Pero lo decisivo es reaccionar y «acercarnos» al que sufre, no para preguntarnos si tengo o no alguna obligación de ayudarle, sino para descubrir que es un ser necesitado que nos necesita cerca. Nuestra actuación concreta nos revelará nuestra calidad humana.

Todo esto no es teoría. El samaritano del relato no se siente obligado a cumplir un determinado código religioso o moral. Sencillamente, responde a la situación del herido inventando toda clase de gestos prácticos orientados a aliviar su sufrimiento y a restaurar su vida y su dignidad.
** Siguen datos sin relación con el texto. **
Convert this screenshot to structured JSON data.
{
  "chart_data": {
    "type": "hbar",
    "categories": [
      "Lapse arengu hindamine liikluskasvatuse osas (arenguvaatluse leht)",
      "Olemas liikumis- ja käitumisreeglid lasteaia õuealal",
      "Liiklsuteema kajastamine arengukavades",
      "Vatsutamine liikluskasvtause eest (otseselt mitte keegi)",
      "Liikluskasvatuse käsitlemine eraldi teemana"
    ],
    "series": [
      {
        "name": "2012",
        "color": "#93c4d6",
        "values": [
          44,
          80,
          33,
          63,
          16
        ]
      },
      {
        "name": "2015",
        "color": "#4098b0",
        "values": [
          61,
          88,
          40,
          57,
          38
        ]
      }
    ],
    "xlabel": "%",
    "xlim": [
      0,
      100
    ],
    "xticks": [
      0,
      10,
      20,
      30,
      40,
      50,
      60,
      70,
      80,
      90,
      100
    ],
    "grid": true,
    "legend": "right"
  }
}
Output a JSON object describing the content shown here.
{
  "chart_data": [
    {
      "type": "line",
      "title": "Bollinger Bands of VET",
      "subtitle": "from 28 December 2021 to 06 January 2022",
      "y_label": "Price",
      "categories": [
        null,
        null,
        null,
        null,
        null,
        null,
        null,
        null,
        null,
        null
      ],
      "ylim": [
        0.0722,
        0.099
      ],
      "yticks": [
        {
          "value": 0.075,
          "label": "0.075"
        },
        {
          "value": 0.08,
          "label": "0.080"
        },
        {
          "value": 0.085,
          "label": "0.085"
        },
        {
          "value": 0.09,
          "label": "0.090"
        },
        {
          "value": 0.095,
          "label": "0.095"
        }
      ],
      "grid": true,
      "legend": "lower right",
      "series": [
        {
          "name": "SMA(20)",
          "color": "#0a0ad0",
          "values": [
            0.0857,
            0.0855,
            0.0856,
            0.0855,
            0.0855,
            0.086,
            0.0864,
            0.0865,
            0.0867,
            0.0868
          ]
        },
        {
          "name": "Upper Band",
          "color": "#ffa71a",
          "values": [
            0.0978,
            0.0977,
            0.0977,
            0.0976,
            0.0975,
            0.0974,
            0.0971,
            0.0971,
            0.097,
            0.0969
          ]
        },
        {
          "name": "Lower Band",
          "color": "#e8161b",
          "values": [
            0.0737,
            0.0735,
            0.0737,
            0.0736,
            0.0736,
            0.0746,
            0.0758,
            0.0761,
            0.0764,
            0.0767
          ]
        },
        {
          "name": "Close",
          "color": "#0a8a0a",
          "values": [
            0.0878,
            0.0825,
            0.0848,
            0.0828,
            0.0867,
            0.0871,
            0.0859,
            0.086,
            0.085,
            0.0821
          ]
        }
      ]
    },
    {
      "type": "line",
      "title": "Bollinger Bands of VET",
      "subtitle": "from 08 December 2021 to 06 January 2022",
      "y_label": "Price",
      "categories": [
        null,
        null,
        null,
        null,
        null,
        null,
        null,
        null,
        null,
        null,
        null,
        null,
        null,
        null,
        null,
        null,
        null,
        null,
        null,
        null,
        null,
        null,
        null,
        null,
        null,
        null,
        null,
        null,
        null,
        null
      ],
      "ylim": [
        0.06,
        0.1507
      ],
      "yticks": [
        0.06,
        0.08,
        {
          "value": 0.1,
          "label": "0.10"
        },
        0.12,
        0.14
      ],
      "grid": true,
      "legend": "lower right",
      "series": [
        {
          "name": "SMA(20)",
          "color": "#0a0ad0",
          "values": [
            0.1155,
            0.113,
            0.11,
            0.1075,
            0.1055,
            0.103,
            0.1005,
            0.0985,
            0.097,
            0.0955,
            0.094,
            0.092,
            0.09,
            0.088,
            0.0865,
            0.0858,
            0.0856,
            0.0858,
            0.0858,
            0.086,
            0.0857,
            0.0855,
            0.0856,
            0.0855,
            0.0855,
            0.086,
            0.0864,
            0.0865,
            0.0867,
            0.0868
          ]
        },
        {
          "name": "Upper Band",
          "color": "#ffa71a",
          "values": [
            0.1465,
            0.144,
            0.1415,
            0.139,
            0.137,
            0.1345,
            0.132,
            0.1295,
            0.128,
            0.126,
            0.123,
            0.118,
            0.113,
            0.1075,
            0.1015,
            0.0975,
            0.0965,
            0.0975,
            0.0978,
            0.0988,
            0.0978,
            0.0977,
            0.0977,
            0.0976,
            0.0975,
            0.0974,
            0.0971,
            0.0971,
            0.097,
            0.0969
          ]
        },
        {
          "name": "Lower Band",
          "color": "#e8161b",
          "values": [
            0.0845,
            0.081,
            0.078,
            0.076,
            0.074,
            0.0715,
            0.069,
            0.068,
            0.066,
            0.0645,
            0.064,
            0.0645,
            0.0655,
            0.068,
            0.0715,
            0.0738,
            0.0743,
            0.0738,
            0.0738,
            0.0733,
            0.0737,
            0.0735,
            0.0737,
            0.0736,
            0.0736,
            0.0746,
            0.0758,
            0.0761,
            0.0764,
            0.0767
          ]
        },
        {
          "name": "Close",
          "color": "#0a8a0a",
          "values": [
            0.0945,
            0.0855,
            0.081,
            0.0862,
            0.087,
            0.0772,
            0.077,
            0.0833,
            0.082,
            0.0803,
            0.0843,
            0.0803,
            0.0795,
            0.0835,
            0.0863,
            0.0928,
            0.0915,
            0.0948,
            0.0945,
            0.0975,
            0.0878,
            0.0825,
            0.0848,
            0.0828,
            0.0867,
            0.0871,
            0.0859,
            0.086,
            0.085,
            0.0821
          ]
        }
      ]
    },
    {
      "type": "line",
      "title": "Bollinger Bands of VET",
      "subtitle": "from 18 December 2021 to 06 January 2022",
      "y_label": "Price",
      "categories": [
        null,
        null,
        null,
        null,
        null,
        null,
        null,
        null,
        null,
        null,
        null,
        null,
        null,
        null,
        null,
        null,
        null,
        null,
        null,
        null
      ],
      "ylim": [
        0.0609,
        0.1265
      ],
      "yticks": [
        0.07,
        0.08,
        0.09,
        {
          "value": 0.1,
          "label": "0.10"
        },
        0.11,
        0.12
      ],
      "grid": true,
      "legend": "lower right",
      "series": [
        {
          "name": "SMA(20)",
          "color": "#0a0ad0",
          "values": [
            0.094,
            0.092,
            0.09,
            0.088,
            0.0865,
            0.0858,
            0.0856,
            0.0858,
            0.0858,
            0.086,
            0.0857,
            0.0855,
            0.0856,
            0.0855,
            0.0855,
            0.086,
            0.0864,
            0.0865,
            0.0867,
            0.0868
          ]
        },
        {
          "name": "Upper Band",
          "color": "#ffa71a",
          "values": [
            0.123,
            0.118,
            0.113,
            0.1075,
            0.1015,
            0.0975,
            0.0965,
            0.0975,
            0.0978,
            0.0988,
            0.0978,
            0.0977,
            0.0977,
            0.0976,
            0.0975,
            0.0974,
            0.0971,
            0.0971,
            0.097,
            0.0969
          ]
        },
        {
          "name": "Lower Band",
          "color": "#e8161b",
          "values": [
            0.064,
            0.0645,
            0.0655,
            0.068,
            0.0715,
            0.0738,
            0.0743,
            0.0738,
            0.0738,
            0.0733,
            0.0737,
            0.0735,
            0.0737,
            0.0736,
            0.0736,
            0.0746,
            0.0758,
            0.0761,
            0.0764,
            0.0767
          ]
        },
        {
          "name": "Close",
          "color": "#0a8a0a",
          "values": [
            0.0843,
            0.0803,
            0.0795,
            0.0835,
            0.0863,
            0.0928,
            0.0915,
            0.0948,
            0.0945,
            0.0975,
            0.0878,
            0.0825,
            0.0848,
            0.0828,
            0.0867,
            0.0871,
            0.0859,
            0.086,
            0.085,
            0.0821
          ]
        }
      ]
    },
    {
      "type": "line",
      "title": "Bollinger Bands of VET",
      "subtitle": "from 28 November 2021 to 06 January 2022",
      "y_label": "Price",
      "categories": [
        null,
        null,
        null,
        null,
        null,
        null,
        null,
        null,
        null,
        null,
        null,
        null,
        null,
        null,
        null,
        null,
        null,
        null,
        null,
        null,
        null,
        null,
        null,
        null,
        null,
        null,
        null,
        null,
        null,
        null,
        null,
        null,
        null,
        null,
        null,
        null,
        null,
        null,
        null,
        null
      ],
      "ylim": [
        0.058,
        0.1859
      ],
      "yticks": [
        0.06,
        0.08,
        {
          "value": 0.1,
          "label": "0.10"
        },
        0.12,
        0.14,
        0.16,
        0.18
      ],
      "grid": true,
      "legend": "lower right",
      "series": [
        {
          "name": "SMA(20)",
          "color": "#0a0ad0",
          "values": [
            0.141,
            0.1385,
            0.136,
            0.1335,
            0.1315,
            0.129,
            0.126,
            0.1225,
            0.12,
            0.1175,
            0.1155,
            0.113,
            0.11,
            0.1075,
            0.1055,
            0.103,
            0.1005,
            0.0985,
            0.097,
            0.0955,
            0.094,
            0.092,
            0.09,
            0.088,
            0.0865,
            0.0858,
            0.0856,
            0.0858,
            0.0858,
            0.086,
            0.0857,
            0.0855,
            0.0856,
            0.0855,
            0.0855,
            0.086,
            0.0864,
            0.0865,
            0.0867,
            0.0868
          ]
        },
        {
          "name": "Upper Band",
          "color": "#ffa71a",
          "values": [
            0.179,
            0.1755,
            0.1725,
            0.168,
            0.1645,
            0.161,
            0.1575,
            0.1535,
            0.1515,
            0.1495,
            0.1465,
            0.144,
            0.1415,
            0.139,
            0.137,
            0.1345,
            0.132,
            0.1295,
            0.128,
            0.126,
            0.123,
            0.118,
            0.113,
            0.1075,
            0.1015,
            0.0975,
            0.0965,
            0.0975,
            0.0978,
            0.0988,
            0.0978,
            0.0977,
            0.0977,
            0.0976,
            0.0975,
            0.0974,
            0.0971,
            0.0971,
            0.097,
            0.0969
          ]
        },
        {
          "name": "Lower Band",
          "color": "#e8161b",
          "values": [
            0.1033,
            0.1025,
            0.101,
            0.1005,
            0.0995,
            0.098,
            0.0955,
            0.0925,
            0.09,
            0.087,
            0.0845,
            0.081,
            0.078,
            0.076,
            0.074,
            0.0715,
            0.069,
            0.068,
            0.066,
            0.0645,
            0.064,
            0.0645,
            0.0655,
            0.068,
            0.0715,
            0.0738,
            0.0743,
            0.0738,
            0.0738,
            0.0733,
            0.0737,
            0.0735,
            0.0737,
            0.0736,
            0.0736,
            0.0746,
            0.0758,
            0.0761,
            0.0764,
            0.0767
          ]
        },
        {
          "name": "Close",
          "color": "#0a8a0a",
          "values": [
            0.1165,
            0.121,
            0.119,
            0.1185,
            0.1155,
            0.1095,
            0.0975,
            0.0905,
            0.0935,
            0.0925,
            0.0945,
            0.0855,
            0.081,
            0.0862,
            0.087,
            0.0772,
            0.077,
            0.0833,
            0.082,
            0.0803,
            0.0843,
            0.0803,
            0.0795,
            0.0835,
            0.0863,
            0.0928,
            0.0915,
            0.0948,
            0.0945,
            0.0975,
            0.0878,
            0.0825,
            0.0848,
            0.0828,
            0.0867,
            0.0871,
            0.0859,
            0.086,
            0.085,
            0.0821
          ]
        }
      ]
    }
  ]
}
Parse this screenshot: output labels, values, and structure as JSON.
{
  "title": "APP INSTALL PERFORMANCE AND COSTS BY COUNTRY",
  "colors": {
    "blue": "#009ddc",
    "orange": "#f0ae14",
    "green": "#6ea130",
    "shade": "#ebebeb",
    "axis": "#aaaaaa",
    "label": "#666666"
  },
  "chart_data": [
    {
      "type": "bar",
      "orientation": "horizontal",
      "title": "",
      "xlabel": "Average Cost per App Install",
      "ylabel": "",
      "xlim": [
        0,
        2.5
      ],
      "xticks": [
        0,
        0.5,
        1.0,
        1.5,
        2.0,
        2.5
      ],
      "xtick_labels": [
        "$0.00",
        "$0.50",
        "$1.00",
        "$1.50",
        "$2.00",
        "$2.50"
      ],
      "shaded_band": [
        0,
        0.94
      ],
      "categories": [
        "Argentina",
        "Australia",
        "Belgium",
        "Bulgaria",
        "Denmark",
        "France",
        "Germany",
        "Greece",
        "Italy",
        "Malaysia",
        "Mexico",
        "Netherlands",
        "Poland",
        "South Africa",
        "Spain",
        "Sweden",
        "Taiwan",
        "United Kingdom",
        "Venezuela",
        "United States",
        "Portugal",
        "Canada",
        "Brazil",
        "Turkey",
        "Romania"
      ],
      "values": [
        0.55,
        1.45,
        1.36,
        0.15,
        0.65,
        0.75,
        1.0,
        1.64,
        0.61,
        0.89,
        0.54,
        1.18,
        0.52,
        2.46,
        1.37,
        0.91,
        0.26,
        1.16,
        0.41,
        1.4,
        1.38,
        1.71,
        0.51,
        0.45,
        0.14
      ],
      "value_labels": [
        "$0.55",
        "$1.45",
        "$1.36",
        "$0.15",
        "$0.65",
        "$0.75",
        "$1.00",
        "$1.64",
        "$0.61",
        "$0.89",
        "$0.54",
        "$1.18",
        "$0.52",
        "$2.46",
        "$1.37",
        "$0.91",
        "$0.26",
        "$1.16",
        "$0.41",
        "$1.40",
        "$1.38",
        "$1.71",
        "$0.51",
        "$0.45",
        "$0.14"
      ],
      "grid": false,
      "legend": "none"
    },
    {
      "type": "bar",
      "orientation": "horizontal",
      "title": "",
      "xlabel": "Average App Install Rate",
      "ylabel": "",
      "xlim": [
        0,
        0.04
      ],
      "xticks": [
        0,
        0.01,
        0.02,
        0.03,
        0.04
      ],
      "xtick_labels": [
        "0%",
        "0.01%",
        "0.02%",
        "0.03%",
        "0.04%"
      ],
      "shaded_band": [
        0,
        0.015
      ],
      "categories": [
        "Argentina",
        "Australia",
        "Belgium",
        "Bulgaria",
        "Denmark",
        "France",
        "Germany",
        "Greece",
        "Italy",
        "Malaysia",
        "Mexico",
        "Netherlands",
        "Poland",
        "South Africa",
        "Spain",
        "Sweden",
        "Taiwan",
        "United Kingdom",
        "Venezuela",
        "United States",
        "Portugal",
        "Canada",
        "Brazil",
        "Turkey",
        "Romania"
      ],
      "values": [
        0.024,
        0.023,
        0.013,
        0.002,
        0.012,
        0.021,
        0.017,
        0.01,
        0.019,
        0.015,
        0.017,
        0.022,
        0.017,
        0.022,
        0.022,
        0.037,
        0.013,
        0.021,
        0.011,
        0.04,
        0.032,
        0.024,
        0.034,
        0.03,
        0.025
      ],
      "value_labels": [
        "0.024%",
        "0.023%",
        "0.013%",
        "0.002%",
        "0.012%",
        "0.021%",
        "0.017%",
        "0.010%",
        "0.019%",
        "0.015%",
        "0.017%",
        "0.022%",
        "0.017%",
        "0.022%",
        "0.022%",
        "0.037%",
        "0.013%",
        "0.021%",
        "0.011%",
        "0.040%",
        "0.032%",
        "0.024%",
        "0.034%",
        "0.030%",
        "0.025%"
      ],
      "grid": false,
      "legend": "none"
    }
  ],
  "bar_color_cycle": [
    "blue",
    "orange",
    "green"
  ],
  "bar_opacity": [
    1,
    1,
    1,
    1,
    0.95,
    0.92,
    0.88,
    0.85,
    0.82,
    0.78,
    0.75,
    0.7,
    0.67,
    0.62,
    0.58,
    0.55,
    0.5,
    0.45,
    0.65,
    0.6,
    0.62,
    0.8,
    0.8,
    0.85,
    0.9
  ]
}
Jesús concluye con estas palabras. «Vete y haz tú lo mismo».

José Antonio Pagola

En estos tiempos marcados por el transhumanismo, donde muchos creen que la técnica puede llevarnos a una mejora indefinida del ser humano, el buen samaritano nos mete en la vida de verdad, en esa vida marcada por las relaciones interpersonales donde es posible experimentar el amor y la bondad cuando vivimos cerca, cuando nos detenemos a ver y vivir con el otro, cuando dedicamos tiempo para acompañarnos y cuidarnos.